[Case 02]

Fixing the payments
checkout cliff

I replaced a legacy external payment link with a native Card and Pix checkout. For the first time the team could measure the payment funnel, and about 30% of users reached real payment intent.

Measured abandonment was ~70%, down from an
estimated ~82% in the old flow.

Impact: ~36k customers impacted
/ 120 incidents (Sepโ€“Mar)

[Industry]

Fintech

[My Role]

Product Designer

[Scope]

Web + App

Before
After
โ†”
Context

Stone was scaling self-onboarding for card machines across web, portal, and the app. Payment was the step that turned a sign-up into revenue, and it was also the main leak. People reached the pay screen and dropped, and the team had almost no visibility to fix it.

Problem

The pay step ran on a legacy external link from Pagar.me, built for other contexts and owned by another team. That created four issues:

  • It broke context and trust at the moment of pay (external page, different branding).

  • It asked again for data the customer had already filled.

  • Any change depended on another team, so iteration was slow.

  • It had weak tracking, so the drop-off was a black box.

Goal

My goal for the pay step was clear:

  • cut friction and raise payment intent;

  • give the team real tracking and faster iteration;

  • ship one embed that works across the three channels.

Discovery

I triangulated three inputs to confirm the friction and set guardrails for the new checkout:

  • Benchmark (Ton + market): focused methods (Card | Pix), Pix with QR + Copy, value clarity before pay, strong inline recovery.

  • Usability route (N=11): payment was where people hesitated most.
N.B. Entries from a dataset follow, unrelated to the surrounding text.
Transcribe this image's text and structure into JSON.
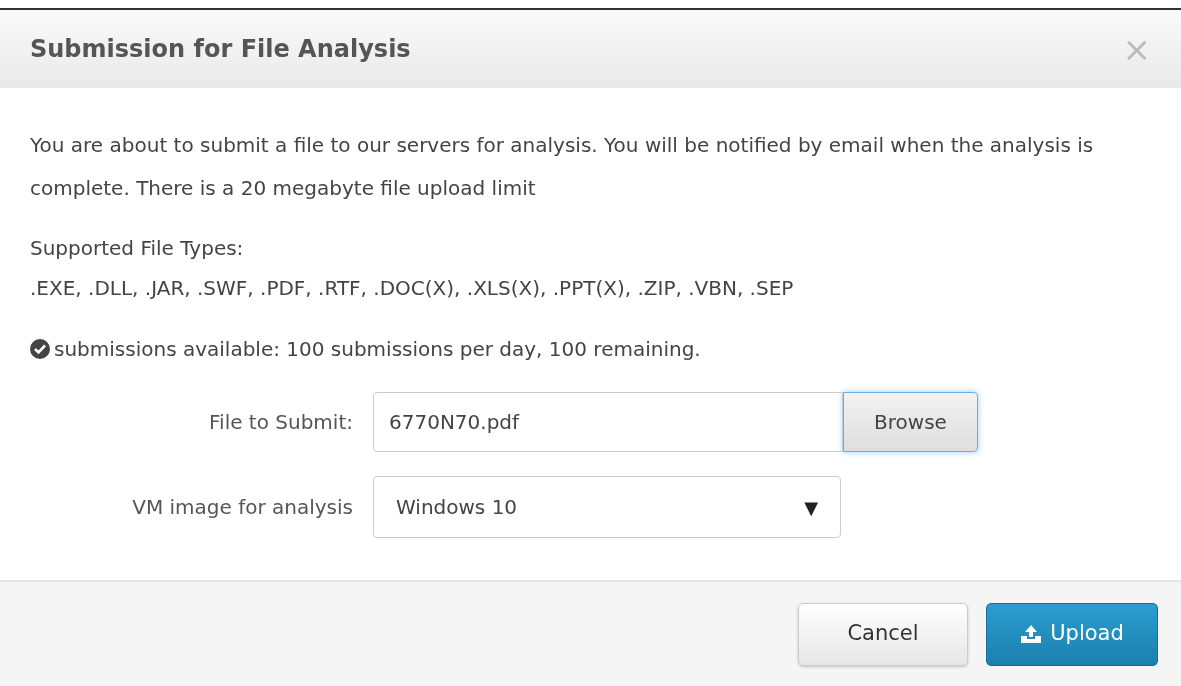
{
  "dialog": {
    "title": "Submission for File Analysis",
    "close": "×"
  },
  "intro": "You are about to submit a file to our servers for analysis. You will be notified by email when the analysis is complete. There is a 20 megabyte file upload limit",
  "supported_label": "Supported File Types:",
  "supported_types": ".EXE, .DLL, .JAR, .SWF, .PDF, .RTF, .DOC(X), .XLS(X), .PPT(X), .ZIP, .VBN, .SEP",
  "quota": "submissions available: 100 submissions per day, 100 remaining.",
  "form": {
    "file_label": "File to Submit:",
    "file_value": "6770N70.pdf",
    "browse": "Browse",
    "vm_label": "VM image for analysis",
    "vm_value": "Windows 10",
    "vm_caret": "▼"
  },
  "buttons": [
    {
      "label": "Cancel",
      "kind": "default"
    },
    {
      "label": "Upload",
      "kind": "primary"
    }
  ]
}
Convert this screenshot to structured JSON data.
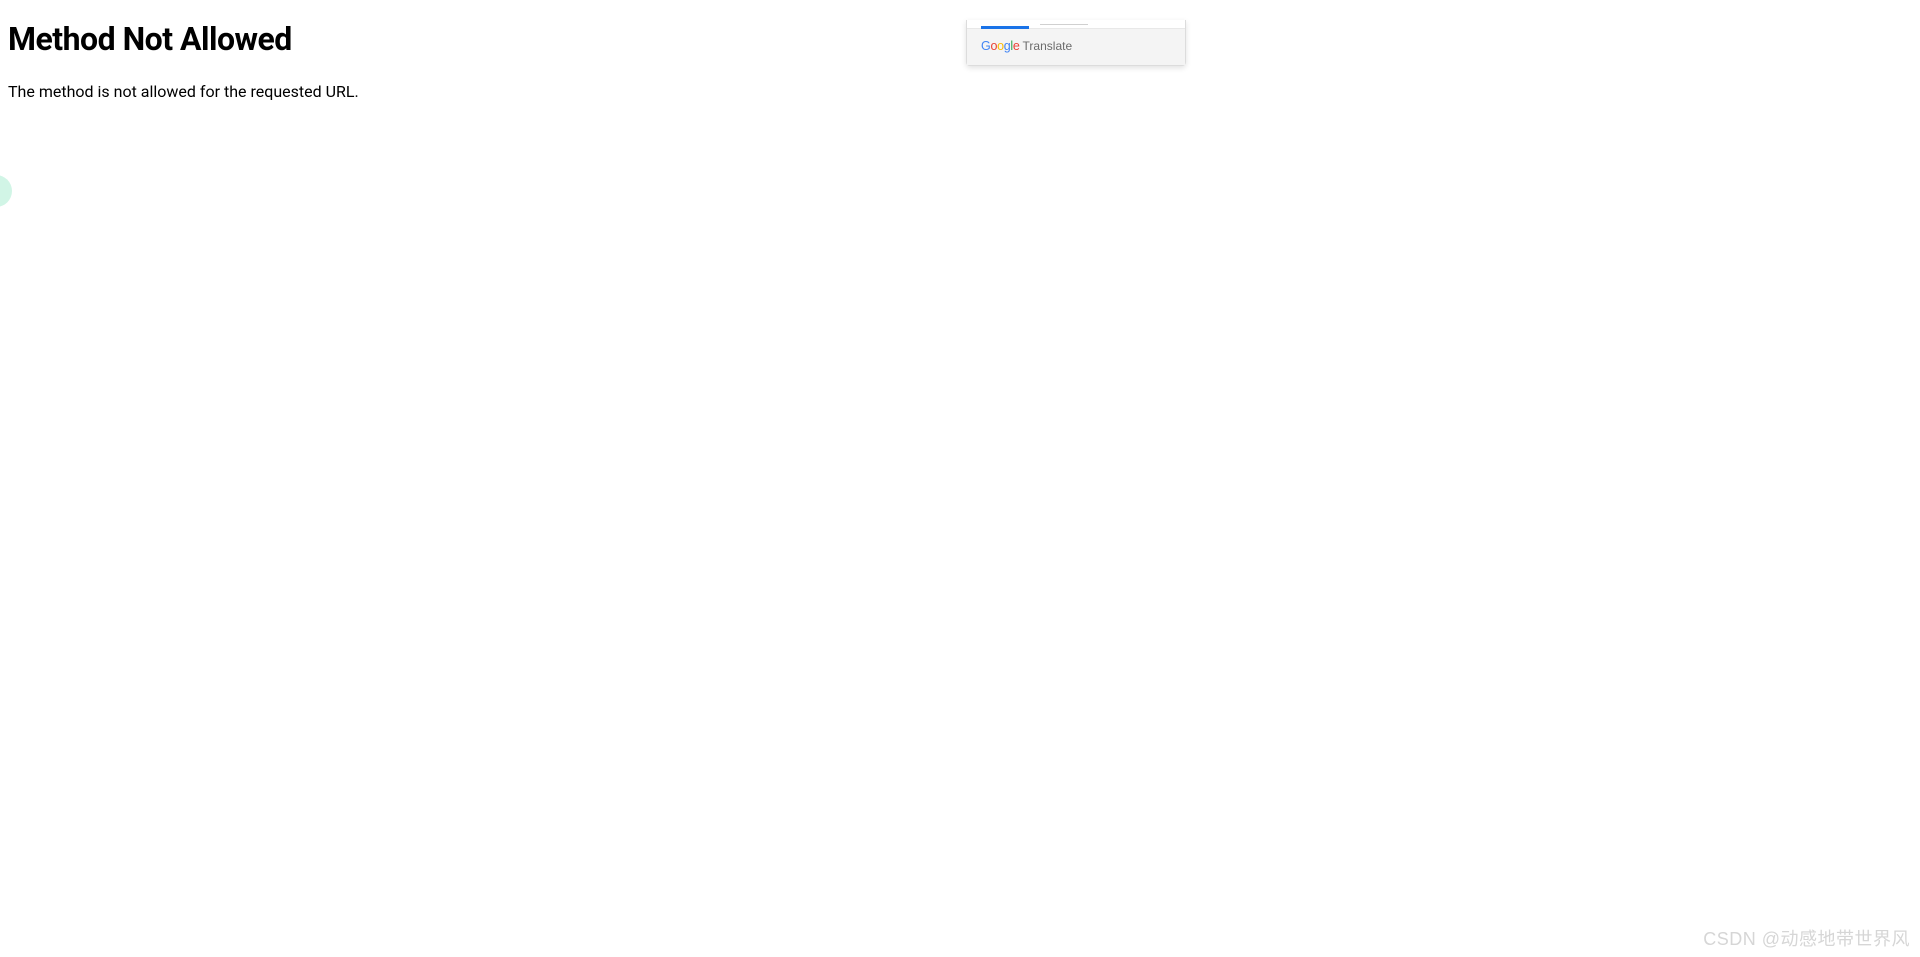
{
  "error": {
    "heading": "Method Not Allowed",
    "message": "The method is not allowed for the requested URL."
  },
  "translate_popup": {
    "google_letters": [
      "G",
      "o",
      "o",
      "g",
      "l",
      "e"
    ],
    "translate_label": "Translate"
  },
  "watermark": {
    "text": "CSDN @动感地带世界风"
  }
}
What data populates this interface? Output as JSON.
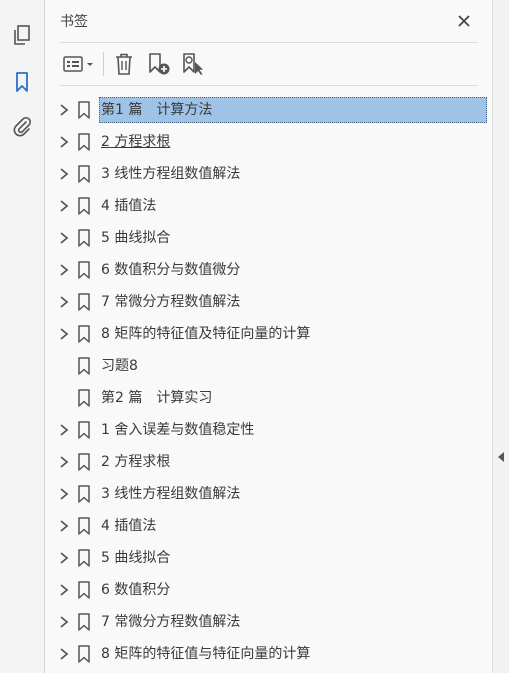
{
  "panel": {
    "title": "书签",
    "close_symbol": "✕"
  },
  "left_toolbar": {
    "items": [
      {
        "icon": "pages-icon"
      },
      {
        "icon": "bookmark-icon",
        "active": true
      },
      {
        "icon": "attachment-icon"
      }
    ]
  },
  "toolbar": {
    "buttons": [
      {
        "icon": "options-menu-icon"
      },
      {
        "icon": "delete-icon"
      },
      {
        "icon": "new-bookmark-icon"
      },
      {
        "icon": "find-bookmark-icon"
      }
    ]
  },
  "colors": {
    "selected_bg": "#9ec3e6",
    "active_icon": "#2a6fc9"
  },
  "bookmarks": [
    {
      "label": "第1 篇　计算方法",
      "expandable": true,
      "selected": true
    },
    {
      "label": "2 方程求根",
      "expandable": true,
      "underlined": true
    },
    {
      "label": "3 线性方程组数值解法",
      "expandable": true
    },
    {
      "label": "4 插值法",
      "expandable": true
    },
    {
      "label": "5 曲线拟合",
      "expandable": true
    },
    {
      "label": "6 数值积分与数值微分",
      "expandable": true
    },
    {
      "label": "7 常微分方程数值解法",
      "expandable": true
    },
    {
      "label": "8 矩阵的特征值及特征向量的计算",
      "expandable": true
    },
    {
      "label": "习题8",
      "expandable": false
    },
    {
      "label": "第2 篇　计算实习",
      "expandable": false
    },
    {
      "label": "1 舍入误差与数值稳定性",
      "expandable": true
    },
    {
      "label": "2 方程求根",
      "expandable": true
    },
    {
      "label": "3 线性方程组数值解法",
      "expandable": true
    },
    {
      "label": "4 插值法",
      "expandable": true
    },
    {
      "label": "5 曲线拟合",
      "expandable": true
    },
    {
      "label": "6 数值积分",
      "expandable": true
    },
    {
      "label": "7 常微分方程数值解法",
      "expandable": true
    },
    {
      "label": "8 矩阵的特征值与特征向量的计算",
      "expandable": true
    }
  ]
}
Repeated fields, doubt about plan and price, slow loads, and a trust drop at the external handoff.

  • Flow audit: external ownership and low instrumentation made iteration slow and blind.

What I shipped

A one-page native checkout, built as a generic embedded component for web, portal, and app:

  • Card and Pix only, to keep the choice simple.

  • Totals and installments visible before pay.

  • A single CPF/CNPJ field that accepts both.

  • Inline errors with no modals and no lost data.

  • A funnel wired for Amplitude from day one.

Pix constraint (MVP)

Pix usually confirms in real time, but in the MVP the embedded flow could not detect the payment reliably. The team that owned payment status sat in another vertical, with no trigger at the end of the journey. So a customer could pay and land on a dead screen, with no confirmation and no next step. This was the customer's entry into Stone, so a dead end here was costly.


I solved it with a manual signal. The Pix end screen offered two buttons:

  • "I made the payment" sets the expectation and teaches where to track the status.

  • "I will pay later" brings the customer back to payment without redoing the whole journey.


The same screen had to serve two audiences. An app customer (already banking) is sent to track the plan inside the app. A website customer (not a client yet) is told to wait for the email, then create the account and download the app.

Results + Learnings

The old checkout had no metrics, so I estimated it from the usability route: 9 of 11 people dropped at payment, near 82%. The new checkout was instrumented in Amplitude, so I could measure the funnel for the first time:

  • 5,819 users reached the payment screen.

  • 1,759 engaged with a method or tapped pay, about 30% real intent.

  • Measured abandonment was about 70%.


The biggest result was structural. An invisible, externally-owned payment step became a first-party, measurable surface that the team could own and keep improving.


Learning: at the payment step, clarity and recoverability beat extra features. When real-time confirmation is missing, explicit expectations and user-controlled states protect the customer's trust.